Yo creo que ella se esmeraba en pedir que mi papá no me duela. Yo siempre hice lo posible por hacérselo creer.
El paso del tiempo nos obligó a inventar nuevas reglas para el mismo juego. Cuando aprendí a manejar —algo que no ocurrió a mis dieciséis porque en la lucha de jurisdicciones ganó mi mamá—, nosotras ya no veíamos al muñeco titilando de frente, sino de costado. Y si estábamos paradas primeras en la fila del semáforo, si no, el muñeco ni se veía. A veces el deseo consistía, precisamente, en quedar primeras en todos los semáforos.
Me recibí. Me casé. Viajé. Y tengo un trabajo que me apasiona.
No sé cuánta influencia tuvo el muñequito en mi vida, pero los sucesos importantes siempre estuvieron precedidos por la lucecita verde titilando.

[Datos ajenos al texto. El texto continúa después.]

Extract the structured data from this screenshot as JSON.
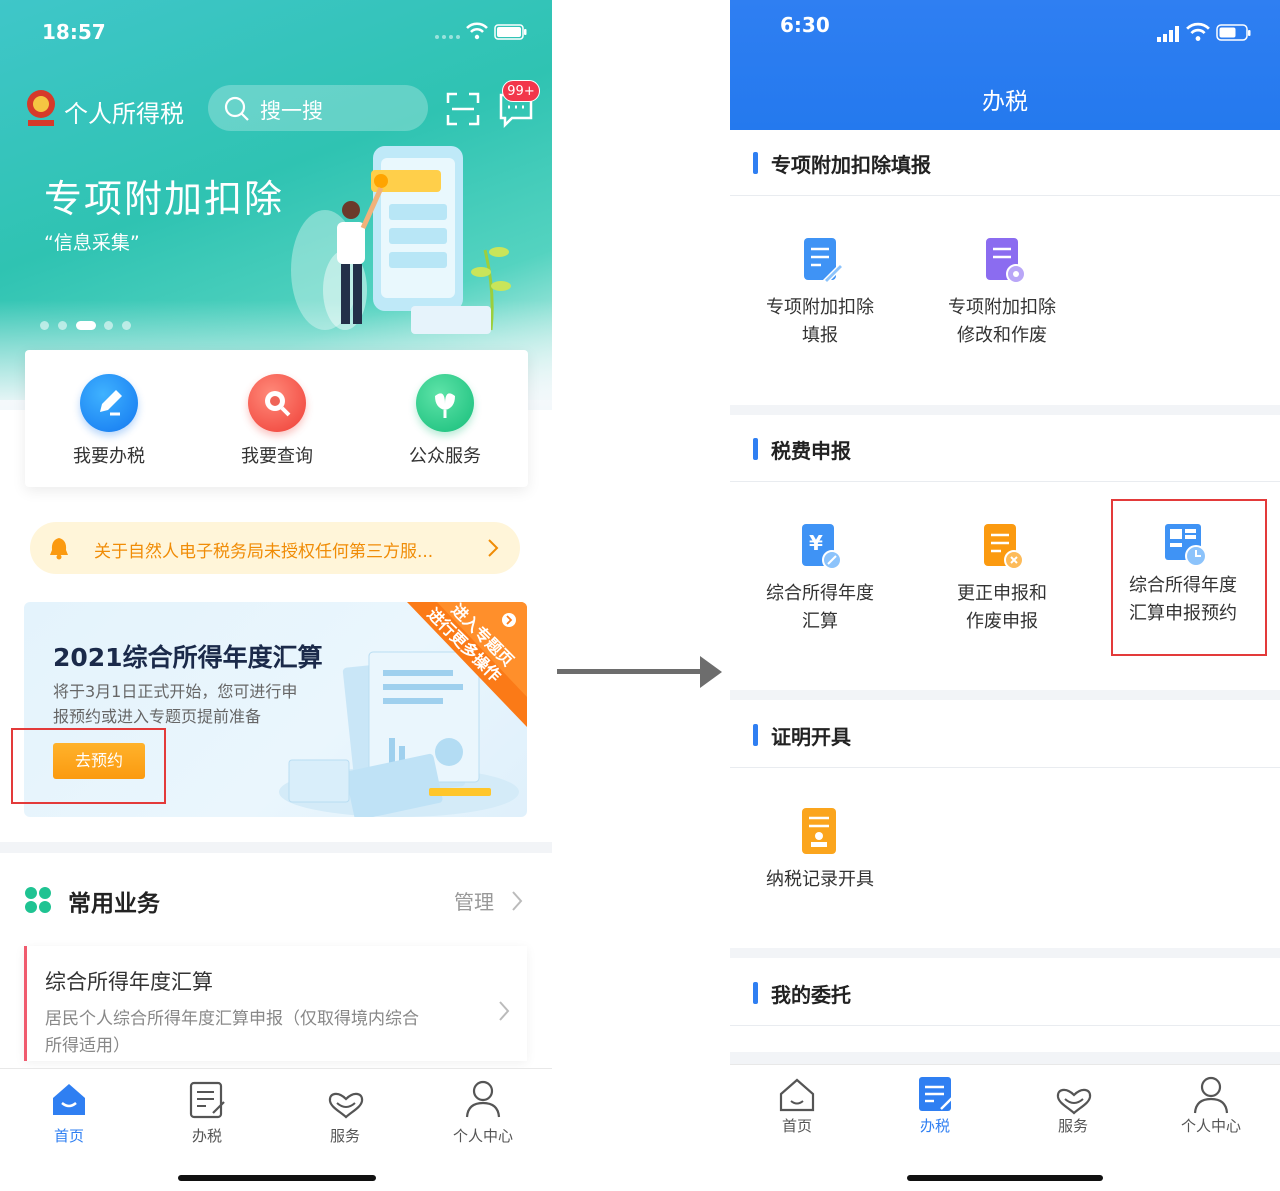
{
  "left": {
    "status_time": "18:57",
    "app_title": "个人所得税",
    "search_placeholder": "搜一搜",
    "message_badge": "99+",
    "hero_title": "专项附加扣除",
    "hero_subtitle": "“信息采集”",
    "quick_actions": [
      {
        "label": "我要办税"
      },
      {
        "label": "我要查询"
      },
      {
        "label": "公众服务"
      }
    ],
    "notice_text": "关于自然人电子税务局未授权任何第三方服...",
    "banner": {
      "title": "2021综合所得年度汇算",
      "desc_line1": "将于3月1日正式开始，您可进行申",
      "desc_line2": "报预约或进入专题页提前准备",
      "button": "去预约",
      "corner_line1": "进入专题页",
      "corner_line2": "进行更多操作"
    },
    "common": {
      "title": "常用业务",
      "manage": "管理",
      "item_title": "综合所得年度汇算",
      "item_desc_line1": "居民个人综合所得年度汇算申报（仅取得境内综合",
      "item_desc_line2": "所得适用）"
    },
    "tabs": [
      {
        "label": "首页"
      },
      {
        "label": "办税"
      },
      {
        "label": "服务"
      },
      {
        "label": "个人中心"
      }
    ]
  },
  "right": {
    "status_time": "6:30",
    "title": "办税",
    "sections": [
      {
        "title": "专项附加扣除填报",
        "items": [
          {
            "line1": "专项附加扣除",
            "line2": "填报"
          },
          {
            "line1": "专项附加扣除",
            "line2": "修改和作废"
          }
        ]
      },
      {
        "title": "税费申报",
        "items": [
          {
            "line1": "综合所得年度",
            "line2": "汇算"
          },
          {
            "line1": "更正申报和",
            "line2": "作废申报"
          },
          {
            "line1": "综合所得年度",
            "line2": "汇算申报预约"
          }
        ]
      },
      {
        "title": "证明开具",
        "items": [
          {
            "line1": "纳税记录开具"
          }
        ]
      },
      {
        "title": "我的委托",
        "items": []
      }
    ],
    "tabs": [
      {
        "label": "首页"
      },
      {
        "label": "办税"
      },
      {
        "label": "服务"
      },
      {
        "label": "个人中心"
      }
    ]
  },
  "colors": {
    "hero_teal": "#2fc3b2",
    "primary_blue": "#2f7ff2",
    "orange": "#fb9a10",
    "highlight_red": "#e33a3a"
  }
}
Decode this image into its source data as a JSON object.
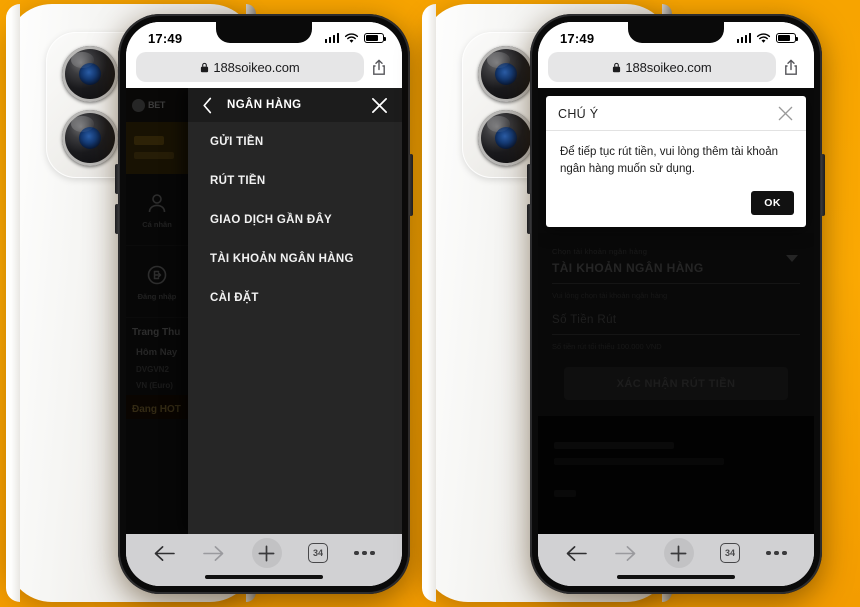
{
  "background": {
    "color": "#FBA903"
  },
  "devices": [
    {
      "id": "left",
      "back_phone": {
        "color": "#f2f0ec",
        "camera": "dual-camera-module"
      },
      "status_bar": {
        "time": "17:49",
        "signal_icon": "cellular-signal-icon",
        "wifi_icon": "wifi-icon",
        "battery_icon": "battery-icon"
      },
      "browser": {
        "url": "188soikeo.com",
        "lock_icon": "lock-icon",
        "share_icon": "share-icon",
        "toolbar": {
          "back_icon": "arrow-left-icon",
          "forward_icon": "arrow-right-icon",
          "new_tab_icon": "plus-icon",
          "tab_count": "34",
          "more_icon": "ellipsis-icon"
        }
      },
      "side_menu": {
        "back_icon": "chevron-left-icon",
        "title": "NGÂN HÀNG",
        "close_icon": "close-icon",
        "items": [
          {
            "label": "GỬI TIỀN"
          },
          {
            "label": "RÚT TIỀN"
          },
          {
            "label": "GIAO DỊCH GẦN ĐÂY"
          },
          {
            "label": "TÀI KHOẢN NGÂN HÀNG"
          },
          {
            "label": "CÀI ĐẶT"
          }
        ]
      },
      "background_rail": {
        "logo_text": "BET",
        "cells": [
          {
            "icon": "user-icon",
            "label": "Cá nhân"
          },
          {
            "icon": "login-icon",
            "label": "Đăng nhập"
          }
        ],
        "section_title": "Trang Thu",
        "rows": [
          {
            "label": "Hôm Nay"
          },
          {
            "label": "DVGVN2"
          },
          {
            "label": "VN (Euro)"
          }
        ],
        "hot_title": "Đang HOT"
      }
    },
    {
      "id": "right",
      "back_phone": {
        "color": "#f2f0ec",
        "camera": "dual-camera-module"
      },
      "status_bar": {
        "time": "17:49",
        "signal_icon": "cellular-signal-icon",
        "wifi_icon": "wifi-icon",
        "battery_icon": "battery-icon"
      },
      "browser": {
        "url": "188soikeo.com",
        "lock_icon": "lock-icon",
        "share_icon": "share-icon",
        "toolbar": {
          "back_icon": "arrow-left-icon",
          "forward_icon": "arrow-right-icon",
          "new_tab_icon": "plus-icon",
          "tab_count": "34",
          "more_icon": "ellipsis-icon"
        }
      },
      "dialog": {
        "title": "CHÚ Ý",
        "close_icon": "close-icon",
        "message": "Để tiếp tục rút tiền, vui lòng thêm tài khoản ngân hàng muốn sử dụng.",
        "ok_label": "OK"
      },
      "withdraw_form": {
        "account_hint": "Chọn tài khoản ngân hàng",
        "account_value": "TÀI KHOẢN NGÂN HÀNG",
        "dropdown_icon": "caret-down-icon",
        "account_note": "Vui lòng chọn tài khoản ngân hàng",
        "amount_placeholder": "Số Tiền Rút",
        "amount_note": "Số tiền rút tối thiểu 100.000 VND",
        "submit_label": "XÁC NHẬN RÚT TIỀN"
      }
    }
  ]
}
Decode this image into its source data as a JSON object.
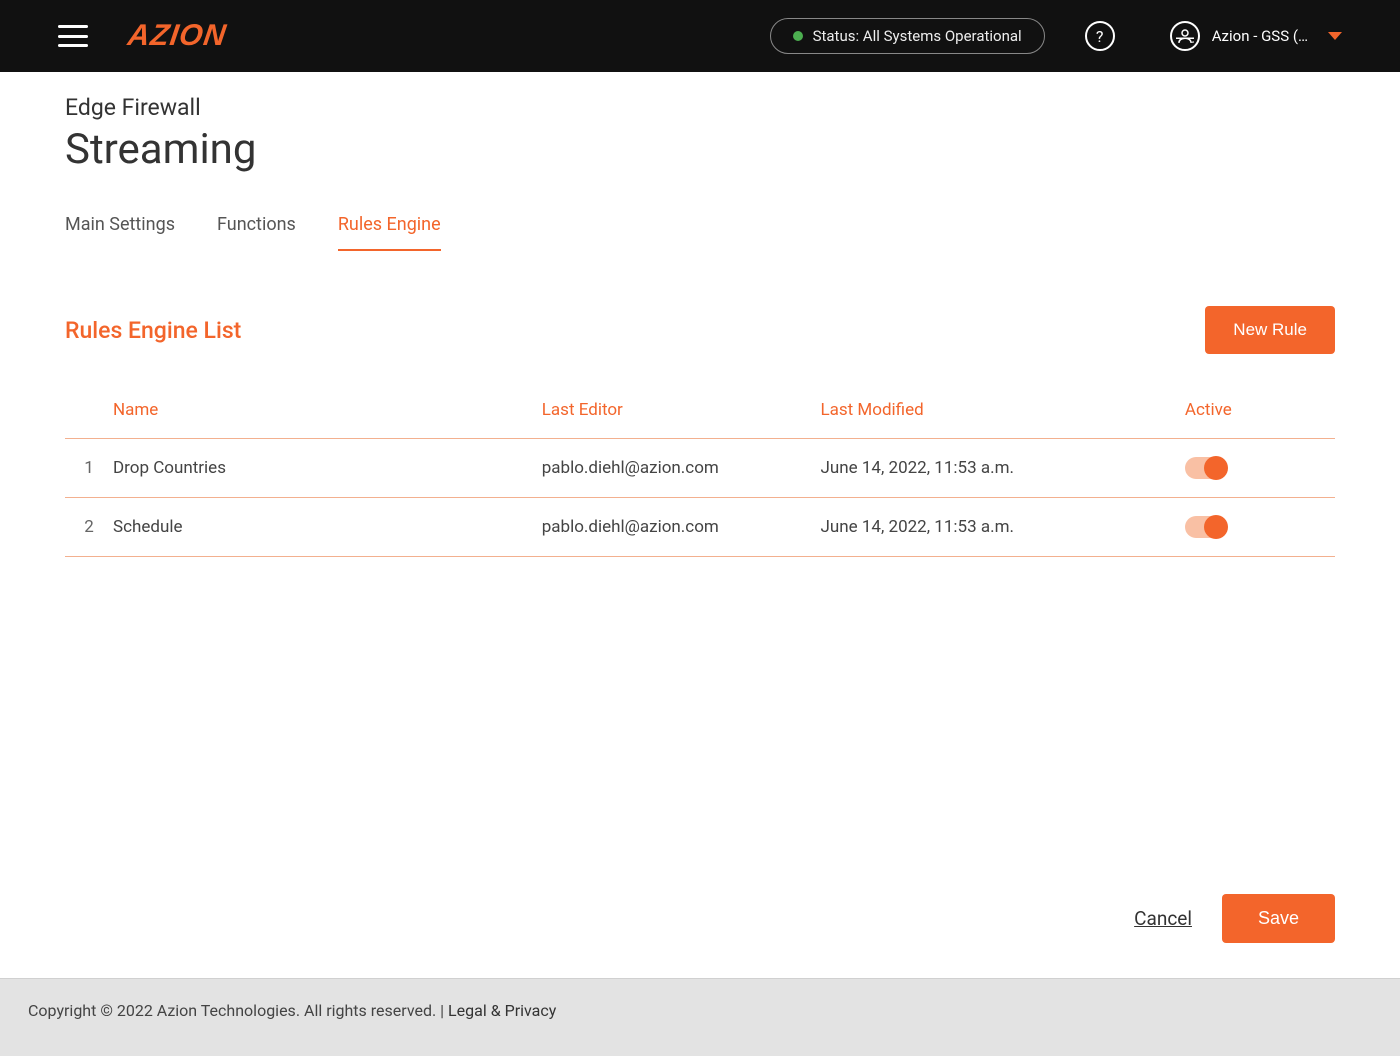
{
  "header": {
    "status_label": "Status: All Systems Operational",
    "user_label": "Azion - GSS (…",
    "logo_text": "AZION"
  },
  "breadcrumb": "Edge Firewall",
  "page_title": "Streaming",
  "tabs": [
    {
      "label": "Main Settings",
      "active": false
    },
    {
      "label": "Functions",
      "active": false
    },
    {
      "label": "Rules Engine",
      "active": true
    }
  ],
  "list": {
    "title": "Rules Engine List",
    "new_button": "New Rule",
    "columns": {
      "name": "Name",
      "last_editor": "Last Editor",
      "last_modified": "Last Modified",
      "active": "Active"
    },
    "rows": [
      {
        "idx": "1",
        "name": "Drop Countries",
        "editor": "pablo.diehl@azion.com",
        "modified": "June 14, 2022, 11:53 a.m.",
        "active": true
      },
      {
        "idx": "2",
        "name": "Schedule",
        "editor": "pablo.diehl@azion.com",
        "modified": "June 14, 2022, 11:53 a.m.",
        "active": true
      }
    ]
  },
  "actions": {
    "cancel": "Cancel",
    "save": "Save"
  },
  "footer": {
    "copyright": "Copyright © 2022 Azion Technologies. All rights reserved.",
    "separator": "  |  ",
    "legal": "Legal & Privacy"
  }
}
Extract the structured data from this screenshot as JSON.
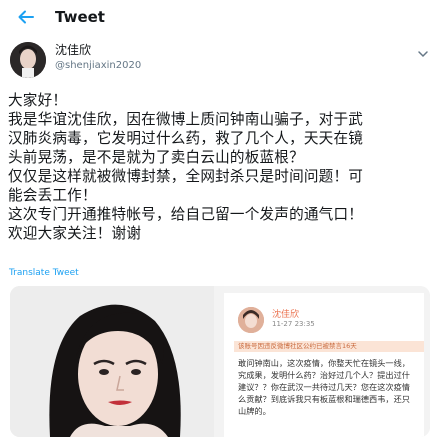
{
  "header": {
    "title": "Tweet",
    "back_icon": "arrow-left-icon",
    "accent_color": "#1da1f2"
  },
  "user": {
    "display_name": "沈佳欣",
    "handle": "@shenjiaxin2020"
  },
  "tweet": {
    "lines": [
      "大家好！",
      "我是华谊沈佳欣，因在微博上质问钟南山骗子，对于武",
      "汉肺炎病毒，它发明过什么药，救了几个人，天天在镜",
      "头前晃荡，是不是就为了卖白云山的板蓝根？",
      "仅仅是这样就被微博封禁，全网封杀只是时间问题！可",
      "能会丢工作！",
      "这次专门开通推特帐号，给自己留一个发声的通气口！",
      "欢迎大家关注！谢谢"
    ],
    "translate_label": "Translate Tweet"
  },
  "screenshot": {
    "name": "沈佳欣",
    "date": "11-27 23:35",
    "banner": "该账号因违反微博社区公约已被禁言16天",
    "body_lines": [
      "敢问钟南山，这次疫情，你整天忙在镜头一线，",
      "究成果，发明什么药？治好过几个人？提出过什",
      "建议？？你在武汉一共待过几天？您在这次疫情",
      "么贡献？到底诉我只有板蓝根和瑞德西韦，还只",
      "山牌的。"
    ]
  }
}
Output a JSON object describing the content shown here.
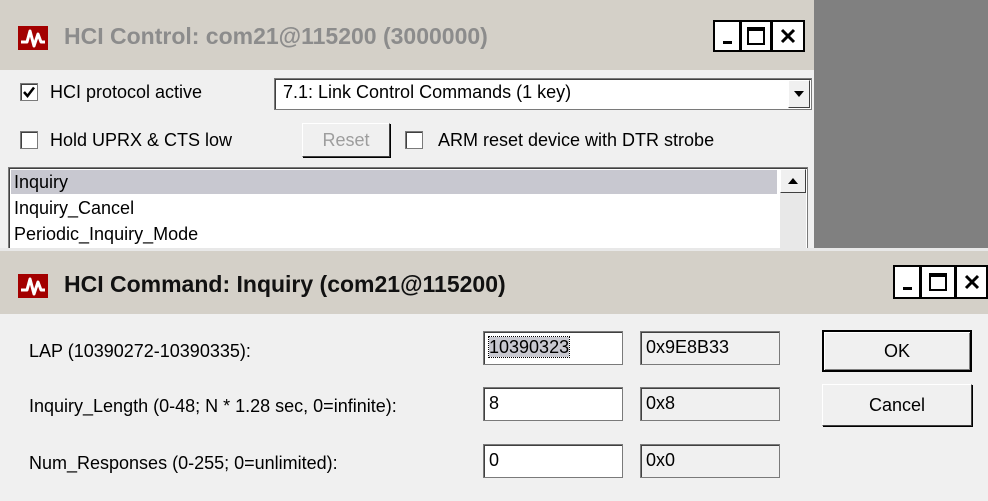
{
  "control_window": {
    "title": "HCI Control: com21@115200 (3000000)",
    "protocol_checkbox": {
      "label": "HCI protocol active",
      "checked": true
    },
    "command_group": {
      "selected": "7.1: Link Control Commands (1 key)"
    },
    "hold_checkbox": {
      "label": "Hold UPRX & CTS low",
      "checked": false
    },
    "reset_button": "Reset",
    "arm_checkbox": {
      "label": "ARM reset device with DTR strobe",
      "checked": false
    },
    "commands": [
      "Inquiry",
      "Inquiry_Cancel",
      "Periodic_Inquiry_Mode"
    ]
  },
  "command_window": {
    "title": "HCI Command: Inquiry (com21@115200)",
    "params": [
      {
        "label": "LAP (10390272-10390335):",
        "value": "10390323",
        "hex": "0x9E8B33"
      },
      {
        "label": "Inquiry_Length (0-48; N * 1.28 sec, 0=infinite):",
        "value": "8",
        "hex": "0x8"
      },
      {
        "label": "Num_Responses (0-255; 0=unlimited):",
        "value": "0",
        "hex": "0x0"
      }
    ],
    "ok_button": "OK",
    "cancel_button": "Cancel"
  },
  "colors": {
    "title_icon": "#a30000",
    "window_bg": "#f0f0f0",
    "desktop": "#808080",
    "selection": "#c8c8d0"
  }
}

Un día, Ada enfermó. Mi Hada Ada estaba apagándose, y yo podía verlo en su alma a través de sus ojos.
No me animé a pedirle al muñeco que le evitase la muerte, porque iba a ponerlo en ridículo.
Mi abuela falleció un 29 de febrero.
Mientras yo caminaba cabizbaja hacia su velorio, me detuvo un semáforo cuyo muñequito titilaba. No pude evitar recorrer el camino de los cuarenta años del amor más infinito e incondicional que ella y yo habíamos transitado. Ese camino que empezó con Ada cruzándome la calle en mi cochecito y que terminó diez días atrás cuando la llevé en su silla de ruedas a dar su última vuelta manzana.
El semáforo cambió sin que yo lo advierta, pero una manito ínfima me apretó el dedo anular con todas su fuerzas y me dijo “Vamos, mami, crucemos. Yo ya le pedí al muñequito verde que Adita no sufra más”.